Поди угадай, кто лучше и кто хуже! Байрон умер от инфекции, сражаясь за чужую свободу, Шелли утонул в лодке во время праздной прогулки по озеру. Какая смерть почетней и предпочтительней? Конечно, моралист ответит не задумываясь, но будет ли это ответом на вопрос или одним отражением его собственного мировидения? А вдруг Шелли, катаясь, сочинял вольнолюбивые стихи? Или замышлял глубокие реформы? И сам моралист отвечает так, а не этак не именно ли потому, что знает, каких истин от него ждут? Словно уверен, что изрекать выспренные, банальные и ни к чему не обязывающие фразы – изначальная, чуть не рождением данная функция. Как они мудры и тонко объективны при оценке чужих поступков и как пристрастны и однобоки при разборе своих собственных! Велика ли здесь цена морали? Не вкладывает ли это камешек в руки ницшеанцев, эгоцентриков, циников? И не потому ли большинство принципов – бабочки-однодневки, живущие сладким нектаром моды, которые канут в Лету при первом пригублении грубой земной пищи? Что мы о них помним? То, что вчера исповедывали их. Так и по смерти человека, как после гибели корабля – водяной столб, остается память. Чем больше корабль, тем выше столб. Но память человеческая… Всегда ли ее величина равнозначна положительности деяний? Вор и убийца порою оставляют в наших душах следы куда более глубокие, нежели врачи, что залечивают нанесенные ими раны, нежели судьи, что карают их злодеяния.
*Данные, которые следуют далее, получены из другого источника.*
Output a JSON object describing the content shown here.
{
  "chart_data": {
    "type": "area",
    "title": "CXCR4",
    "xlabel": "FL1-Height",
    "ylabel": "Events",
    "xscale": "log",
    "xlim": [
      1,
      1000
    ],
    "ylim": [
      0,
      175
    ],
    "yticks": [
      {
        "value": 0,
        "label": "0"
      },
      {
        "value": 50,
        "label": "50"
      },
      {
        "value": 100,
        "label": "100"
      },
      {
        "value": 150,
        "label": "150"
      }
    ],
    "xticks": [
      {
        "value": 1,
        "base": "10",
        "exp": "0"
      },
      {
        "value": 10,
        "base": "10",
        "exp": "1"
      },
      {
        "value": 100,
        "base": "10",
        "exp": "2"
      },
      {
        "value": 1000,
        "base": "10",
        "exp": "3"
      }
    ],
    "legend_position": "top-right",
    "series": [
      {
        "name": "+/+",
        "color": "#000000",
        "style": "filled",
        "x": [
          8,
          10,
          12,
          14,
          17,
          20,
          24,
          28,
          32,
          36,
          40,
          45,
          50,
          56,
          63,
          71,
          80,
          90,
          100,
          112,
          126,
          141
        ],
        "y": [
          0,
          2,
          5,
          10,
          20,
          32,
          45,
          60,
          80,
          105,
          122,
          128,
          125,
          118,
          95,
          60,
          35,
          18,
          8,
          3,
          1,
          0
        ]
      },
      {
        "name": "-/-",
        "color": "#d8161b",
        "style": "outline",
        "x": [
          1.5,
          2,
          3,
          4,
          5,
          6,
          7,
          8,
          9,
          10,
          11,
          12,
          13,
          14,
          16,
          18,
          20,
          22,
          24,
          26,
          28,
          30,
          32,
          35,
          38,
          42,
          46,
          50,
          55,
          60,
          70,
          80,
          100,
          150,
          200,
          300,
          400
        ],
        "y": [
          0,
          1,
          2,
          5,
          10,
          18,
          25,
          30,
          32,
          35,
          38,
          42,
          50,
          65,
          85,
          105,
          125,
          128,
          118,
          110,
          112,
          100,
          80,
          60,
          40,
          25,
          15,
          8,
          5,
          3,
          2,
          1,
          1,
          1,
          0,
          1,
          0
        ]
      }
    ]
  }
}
И мы не кричим: «SOS». Образ ушедшего при всем том волнует нас меньше первообраза. Мы живем минутой. «Как это, – писалось в средневековом манускрипте, – иудеи неразумные не верят в трехдневное воскресение Господа нашего Иисуса Христа? Если он птицу Феникс оживляет, то разве Себя Самого воскресить не может?» В самом деле, глупость какая! Разве трудно себя воскресить? Взял – да и воскресил.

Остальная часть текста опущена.